Banyuwangi (Kabarpas.com) – Para pelaku industri batik di Kabupaten Banyuwangi mulai intensif menggunakan pewarna alam. Bahan-bahan yang digunakan adalah beragam tanaman yang ada di sekitar rumah perajin, seperti daun krangkong (sejenis kangkung), daun lamtoro, daun mangga, jati, jengkol, kulit kopi, daun ketepeng, putri malu dan kumis kucing.
Untuk semakin memperkaya penggunaan pewarna alam dan memperbanyak kreasi motif, desainer nasional Merdi Sihombing dilibatkan dalam melatih para perajin batik di Banyuwangi, yang mayoritas adalah usaha mikro, kecil, dan menengah (UMKM).
Bupati Banyuwangi Abdullah Azwar Anas mengatakan, pelatihan yang memadukan antara desainer nasional dan para perajin lokal dilakukan secara berkala dalam rangkaian menuju Banyuwangi Batik Festival (BBF) dan Swarna Fest yang digelar pada 9 Oktober mendatang.
BBF adalah agenda tahunan Banyuwangi untuk mendorong geliat industri batik. Adapun Swarna Fest adalah ajang unjuk kreasi industri tekstil berpewarna alam yang digagas oleh Kementerian Perindustrian.
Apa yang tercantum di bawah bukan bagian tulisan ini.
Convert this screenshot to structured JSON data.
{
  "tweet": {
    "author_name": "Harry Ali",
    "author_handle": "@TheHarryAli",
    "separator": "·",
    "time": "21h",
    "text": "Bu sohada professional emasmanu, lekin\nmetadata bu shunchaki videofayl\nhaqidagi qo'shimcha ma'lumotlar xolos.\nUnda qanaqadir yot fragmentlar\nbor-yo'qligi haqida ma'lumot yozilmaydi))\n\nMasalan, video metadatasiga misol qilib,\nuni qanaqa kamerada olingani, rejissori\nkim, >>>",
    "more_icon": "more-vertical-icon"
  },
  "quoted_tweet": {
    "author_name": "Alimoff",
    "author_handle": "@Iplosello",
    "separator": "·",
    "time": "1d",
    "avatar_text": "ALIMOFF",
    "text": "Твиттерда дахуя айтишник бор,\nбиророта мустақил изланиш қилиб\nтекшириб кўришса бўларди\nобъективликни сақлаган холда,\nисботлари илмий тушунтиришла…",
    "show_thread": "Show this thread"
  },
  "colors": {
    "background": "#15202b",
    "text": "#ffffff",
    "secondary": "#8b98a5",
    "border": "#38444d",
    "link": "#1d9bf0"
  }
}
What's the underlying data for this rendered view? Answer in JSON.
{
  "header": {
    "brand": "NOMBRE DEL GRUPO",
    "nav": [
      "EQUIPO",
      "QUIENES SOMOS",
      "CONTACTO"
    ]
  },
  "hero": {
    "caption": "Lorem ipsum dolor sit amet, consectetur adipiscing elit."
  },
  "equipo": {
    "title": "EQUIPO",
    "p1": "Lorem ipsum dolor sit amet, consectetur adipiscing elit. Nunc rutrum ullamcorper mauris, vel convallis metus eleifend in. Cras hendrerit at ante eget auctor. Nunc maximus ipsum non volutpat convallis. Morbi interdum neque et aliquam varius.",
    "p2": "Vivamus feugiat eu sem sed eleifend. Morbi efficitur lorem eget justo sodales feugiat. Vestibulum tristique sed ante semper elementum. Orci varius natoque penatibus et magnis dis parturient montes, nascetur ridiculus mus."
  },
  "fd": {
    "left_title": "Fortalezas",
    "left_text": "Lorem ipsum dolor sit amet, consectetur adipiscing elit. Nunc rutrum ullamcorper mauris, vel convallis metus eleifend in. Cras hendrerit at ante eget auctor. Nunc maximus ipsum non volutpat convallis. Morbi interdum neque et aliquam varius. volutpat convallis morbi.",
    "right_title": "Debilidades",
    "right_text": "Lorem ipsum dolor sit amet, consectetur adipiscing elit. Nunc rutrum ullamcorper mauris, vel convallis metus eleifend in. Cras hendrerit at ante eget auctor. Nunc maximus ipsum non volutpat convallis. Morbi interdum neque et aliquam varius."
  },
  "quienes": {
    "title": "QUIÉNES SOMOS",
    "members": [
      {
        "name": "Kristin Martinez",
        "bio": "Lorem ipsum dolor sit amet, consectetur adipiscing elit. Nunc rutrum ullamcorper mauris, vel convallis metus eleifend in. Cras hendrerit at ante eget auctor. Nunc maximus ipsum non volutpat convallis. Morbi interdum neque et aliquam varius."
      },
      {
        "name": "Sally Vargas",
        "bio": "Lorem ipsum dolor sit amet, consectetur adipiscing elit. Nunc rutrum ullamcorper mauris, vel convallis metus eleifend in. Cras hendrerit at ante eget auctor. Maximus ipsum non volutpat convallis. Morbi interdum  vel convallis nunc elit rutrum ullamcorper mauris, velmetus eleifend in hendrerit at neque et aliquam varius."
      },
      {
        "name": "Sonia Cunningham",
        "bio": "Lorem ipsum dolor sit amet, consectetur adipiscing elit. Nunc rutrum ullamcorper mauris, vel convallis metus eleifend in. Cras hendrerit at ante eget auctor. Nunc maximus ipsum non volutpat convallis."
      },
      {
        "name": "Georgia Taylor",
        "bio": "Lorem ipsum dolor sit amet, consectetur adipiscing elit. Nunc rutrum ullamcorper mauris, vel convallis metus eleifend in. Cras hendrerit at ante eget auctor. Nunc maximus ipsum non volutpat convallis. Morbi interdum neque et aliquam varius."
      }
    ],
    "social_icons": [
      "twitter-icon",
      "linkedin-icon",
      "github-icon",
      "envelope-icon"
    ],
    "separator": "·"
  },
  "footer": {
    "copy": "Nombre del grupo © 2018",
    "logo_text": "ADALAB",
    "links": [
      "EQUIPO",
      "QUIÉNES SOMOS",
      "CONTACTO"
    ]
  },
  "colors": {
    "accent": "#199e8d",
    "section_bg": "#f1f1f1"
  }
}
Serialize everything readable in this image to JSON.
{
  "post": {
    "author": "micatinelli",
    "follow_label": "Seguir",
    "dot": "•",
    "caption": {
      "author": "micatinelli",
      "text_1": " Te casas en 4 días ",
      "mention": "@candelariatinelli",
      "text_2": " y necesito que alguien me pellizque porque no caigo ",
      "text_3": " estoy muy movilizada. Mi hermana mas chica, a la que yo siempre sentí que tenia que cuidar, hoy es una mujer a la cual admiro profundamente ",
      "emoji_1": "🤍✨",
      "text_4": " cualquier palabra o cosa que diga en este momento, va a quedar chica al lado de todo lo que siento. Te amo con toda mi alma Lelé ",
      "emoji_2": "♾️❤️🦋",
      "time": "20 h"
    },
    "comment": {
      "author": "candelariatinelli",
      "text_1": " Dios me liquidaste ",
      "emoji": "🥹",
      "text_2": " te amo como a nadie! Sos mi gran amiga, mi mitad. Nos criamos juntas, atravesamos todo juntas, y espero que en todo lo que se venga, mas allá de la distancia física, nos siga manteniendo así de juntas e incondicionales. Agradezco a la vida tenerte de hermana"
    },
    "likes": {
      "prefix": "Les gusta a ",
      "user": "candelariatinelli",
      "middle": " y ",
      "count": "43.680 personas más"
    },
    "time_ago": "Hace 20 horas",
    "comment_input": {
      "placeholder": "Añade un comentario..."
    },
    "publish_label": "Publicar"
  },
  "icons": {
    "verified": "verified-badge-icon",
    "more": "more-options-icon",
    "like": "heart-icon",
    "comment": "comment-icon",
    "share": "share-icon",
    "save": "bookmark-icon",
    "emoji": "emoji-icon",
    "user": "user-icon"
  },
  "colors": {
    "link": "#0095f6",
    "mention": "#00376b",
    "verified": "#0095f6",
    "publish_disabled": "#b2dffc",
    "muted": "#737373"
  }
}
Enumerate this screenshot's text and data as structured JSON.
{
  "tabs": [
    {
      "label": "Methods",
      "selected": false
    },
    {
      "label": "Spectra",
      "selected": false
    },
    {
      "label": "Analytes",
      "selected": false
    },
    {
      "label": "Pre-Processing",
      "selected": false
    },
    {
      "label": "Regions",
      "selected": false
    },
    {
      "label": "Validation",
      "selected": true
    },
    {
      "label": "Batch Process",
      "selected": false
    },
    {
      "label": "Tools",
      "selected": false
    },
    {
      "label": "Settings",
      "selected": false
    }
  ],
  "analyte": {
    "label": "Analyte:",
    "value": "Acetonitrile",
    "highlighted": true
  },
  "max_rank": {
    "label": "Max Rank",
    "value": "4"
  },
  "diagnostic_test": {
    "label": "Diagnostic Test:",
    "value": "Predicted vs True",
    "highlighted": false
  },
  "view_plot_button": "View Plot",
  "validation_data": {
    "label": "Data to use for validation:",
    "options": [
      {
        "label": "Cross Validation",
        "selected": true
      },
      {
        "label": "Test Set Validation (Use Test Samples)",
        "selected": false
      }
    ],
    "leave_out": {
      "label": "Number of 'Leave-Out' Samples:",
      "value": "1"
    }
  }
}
”Kami terus mendorong kinerja para perajin batik. Dampak ekonominya langsung ke UMKM dan perajin. Misalnya, makin banyak wisatawan yang bawa pulang oleh-oleh batik,” ujar Bupati Anas kepada Kabarpas.com, saat mengunjungi pelatihan batik berpewarna alam di Sanggar Batik Sekar Bakung, Rabu (24/08/2016).
Dia mengatakan, dengan batik pewarna alam, para perajin bisa lebih untung karena harganya relatif bisa lebih tinggi lantaran cukup diminati oleh segmen konsumen tertentu.
”Dengan konten pemasaran bahwa batik ini memakai pewarna alam, harganya bisa lebih bagus. Ada pasar khusus yang berminat dengan produk seperti ini, sekaligus ini juga memotong mata rantai distribusi kain, pewarna kimia dan pewarna alam yang sebelumnya mereka beli dari daerah lain,” katanya.
Sementara itu, seorang perajin batik Banyuwangi dari Sanggar Sekar Bakung, Sri Sukartini Gatot, mengatakan, pihaknya sangat antusias memakai pewarna alam. Setelah dilatih intensif, dia dan rekan-rekan sesama perajin mengetahui lebih banyak tentang pewarna alam.
”Saya sebelumnya sudah biasa memproduksi batik dengan pewarna alam. Hanya saja selama ini yang saya pakai bahannya masih terbatas, sehingga warna yang dihasilkan kurang beragam. Setelah diajari Bang Merdi, saya jadi tahu ternyata warna alam pun sangat banyak. Bahkan bisa didapatkan dari daun-daun yang jatuh di sekitar kita,” ujar Sri Sukartini.
Sri sendiri adalah pensiun dari pekerjaan tiga tahun lalu. Setelah mengikuti pelatihan Pemkab Banyuwangi, kini dalam sebulan dia bisa menjual hingga lima batik tulis dengan harga berkisar Rp1-2 juta.
”Saya semakin bersemangat. Bila selama ini saya hanya tahunya pewarna alam dari kulit manggis, daun mangga, mahoni, dan jelawe, dari pelatihan ini pengetahuan saya tentang tanaman untuk pewarna lebih kaya. Saya bisa memanfaatkan putri malu, krangkong sejenis kangkung, daun ketapang dan daun jati yang jatuh. Dan ini sangat menguntungkan, karena bahannya ada di sekitar rumah saya,” pungkasnya. (dik/gus).